UM MORALISTA HORRORIZADO DIANTE DOS CALUNDUS (séculos XVII-XVIII)
Natureza e data do texto:
Passagens do Compêndio narrativo do peregrino da América, do moralista baiano Nuno Marques Pereira (c.1652-c.1733), o qual, disposto a denunciar os erros e vícios do seu tempo descreve, no capítulo XI da sua obra, um batuque ouvido na casa de um proprietário do Recôncavo na passagem do XVII para o XVIII.
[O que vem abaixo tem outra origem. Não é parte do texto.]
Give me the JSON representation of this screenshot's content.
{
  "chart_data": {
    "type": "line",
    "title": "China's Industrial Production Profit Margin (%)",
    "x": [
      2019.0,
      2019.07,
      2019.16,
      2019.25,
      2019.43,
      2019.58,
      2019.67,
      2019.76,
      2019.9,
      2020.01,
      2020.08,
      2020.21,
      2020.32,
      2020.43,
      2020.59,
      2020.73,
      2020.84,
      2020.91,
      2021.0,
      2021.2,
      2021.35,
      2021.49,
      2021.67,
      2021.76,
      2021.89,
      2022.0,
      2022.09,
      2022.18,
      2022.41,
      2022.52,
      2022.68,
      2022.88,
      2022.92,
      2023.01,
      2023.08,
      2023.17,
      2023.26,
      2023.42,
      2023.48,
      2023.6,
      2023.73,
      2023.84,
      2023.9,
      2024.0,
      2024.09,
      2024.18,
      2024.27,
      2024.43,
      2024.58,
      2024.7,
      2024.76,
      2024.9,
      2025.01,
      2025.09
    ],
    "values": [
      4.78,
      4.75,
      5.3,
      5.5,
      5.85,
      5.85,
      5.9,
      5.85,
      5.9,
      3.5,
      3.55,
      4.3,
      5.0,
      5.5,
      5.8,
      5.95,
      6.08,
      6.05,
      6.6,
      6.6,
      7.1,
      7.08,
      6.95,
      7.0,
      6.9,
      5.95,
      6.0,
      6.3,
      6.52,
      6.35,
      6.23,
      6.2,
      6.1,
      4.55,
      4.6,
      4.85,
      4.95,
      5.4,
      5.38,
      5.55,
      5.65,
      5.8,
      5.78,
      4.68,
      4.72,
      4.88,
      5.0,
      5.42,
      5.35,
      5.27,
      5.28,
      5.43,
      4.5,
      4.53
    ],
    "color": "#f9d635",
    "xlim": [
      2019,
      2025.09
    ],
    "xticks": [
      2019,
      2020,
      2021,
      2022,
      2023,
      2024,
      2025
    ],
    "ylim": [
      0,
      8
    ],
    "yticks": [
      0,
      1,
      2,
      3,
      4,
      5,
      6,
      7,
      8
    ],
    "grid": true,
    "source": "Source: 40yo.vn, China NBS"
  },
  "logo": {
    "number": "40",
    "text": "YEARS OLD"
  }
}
Texto (na grafia original):
“Não era ainda de todo dia, quando ouvi tropel de calçado na varanda: e considerando andar nela o dono da casa, me puz de pé; e saindo da câmera, o achei na varanda, e lhe dei os bons dias, e ele também a mim. Perguntou-me como havia em passado a noite? Ao que lhe respondi: Bem de agasalho, porém desvelado; porque não pude dormir toda a noite. Aqui acudiu ele logo, perguntando-me, que causa tivera? Respondi-lhe, que fora procedido [devido] ao estrondo dos atabaques, pandeiros, canzás, botijas e castanhetas; com tão horrível alarido, que se me representou a confusão do Inferno. E para mim me disse o morador, não há cousa mais sonora, para dormir com sossego. A isto lhe disse eu: Com razão dizem os naturais que vivem junto do Nilo, que não sentem o estrondoso sussurro de suas correntes; e pelo contrário os que vão de fora não podem entender, ainda quando mais alto gritam. Senhor (me disse o morador), se eu soubera que havieis de ter esse desvelo, mandaria que esta noite não tocassem os pretos seus Calundús.”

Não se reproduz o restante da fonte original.